今日はなんで僕がそんなに先輩のこと好きなのか、聞いてもらおうと思ってる。
……
いい、よな?
ありがとう、お前ならそう言ってくれると思った! じゃあ、始めよう。
……
なんて、監督生に話すようなつもりで、ヒヨコのぬいぐるみに語りかけてみる。実は、ちょっとした恋の悩みを誰かに相談したいけど、ダチに惚気すぎて呆れられても嫌だって話をしたら、ローズハート寮長が『ぬいぐるみや人形相手に話しかけて、頭の中を整理するやり方があるよ。試してみたらどうだい』って教えてくれた。だから、僕は今それを実践してる。ちょっと絵面が絵面だから、エースあたりに邪魔されないように森の中で隠れてやってるが。

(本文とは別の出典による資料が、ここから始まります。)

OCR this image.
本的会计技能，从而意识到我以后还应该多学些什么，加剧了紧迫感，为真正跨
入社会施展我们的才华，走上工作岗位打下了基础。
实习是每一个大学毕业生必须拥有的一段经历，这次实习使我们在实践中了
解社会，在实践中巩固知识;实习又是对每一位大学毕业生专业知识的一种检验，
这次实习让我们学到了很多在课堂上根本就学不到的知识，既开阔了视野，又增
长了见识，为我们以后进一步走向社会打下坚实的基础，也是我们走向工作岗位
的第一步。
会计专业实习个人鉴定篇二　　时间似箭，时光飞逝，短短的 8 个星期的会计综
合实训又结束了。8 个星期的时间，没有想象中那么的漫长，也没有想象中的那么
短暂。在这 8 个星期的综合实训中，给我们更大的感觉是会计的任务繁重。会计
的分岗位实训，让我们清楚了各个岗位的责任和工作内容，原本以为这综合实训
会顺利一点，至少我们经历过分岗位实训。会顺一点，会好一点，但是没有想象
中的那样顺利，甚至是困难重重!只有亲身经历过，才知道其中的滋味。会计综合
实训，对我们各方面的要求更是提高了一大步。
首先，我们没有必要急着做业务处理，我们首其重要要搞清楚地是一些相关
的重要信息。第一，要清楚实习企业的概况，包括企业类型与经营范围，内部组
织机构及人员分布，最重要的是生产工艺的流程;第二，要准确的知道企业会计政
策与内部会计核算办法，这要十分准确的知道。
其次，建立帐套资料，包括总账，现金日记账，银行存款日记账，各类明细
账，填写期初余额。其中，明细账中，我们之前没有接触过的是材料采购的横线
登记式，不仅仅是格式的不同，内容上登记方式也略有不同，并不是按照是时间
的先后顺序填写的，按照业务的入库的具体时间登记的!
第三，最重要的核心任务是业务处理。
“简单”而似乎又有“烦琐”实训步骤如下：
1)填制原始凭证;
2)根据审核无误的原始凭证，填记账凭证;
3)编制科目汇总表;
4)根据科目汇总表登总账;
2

それで、ええと。まだ終わりじゃないぞ! 話したいことはたくさんあるんだ。この際だから全部ぶちまけちまおうと思ってる。
まず、僕は単純だってよく言われるけど、常に素直ってわけじゃない。嘘つくことも、いじけることだってある。前に話した通り、昔の悪いクセが出ちまうことだってあるんだ。でも、先輩の前ではいつでも素直になれる。素直で頑張れるいい子って感じの
……
先輩の傍にいると、好きな自分になれるんだ。それが嬉しいって伝えると、先輩は『俺の力なんて些細なものだ。お前の努力の賜物だ』って言いながら、それでも嬉しそうに優しく笑って、そっと頭を撫でてくれるんだ。な、恰好良いだろ、僕の先輩は。
……
なんて、へへっ、調子に乗り過ぎたかもな。
だけど、言われるんだ、最近。『もっとそういうことを言っていい』って。
シルバー先輩は誠実な人だから、何もかもを差し置いて、僕が常に何よりも一番だとは言ってやれない、って申し訳なさそうに言う。だけど、それでも、心の一部は確かに僕のものになっているんだって、だから、シルバー先輩は僕のものだって胸張っていいんだって、僕が不安なときはいつでも言ってくれるんだ。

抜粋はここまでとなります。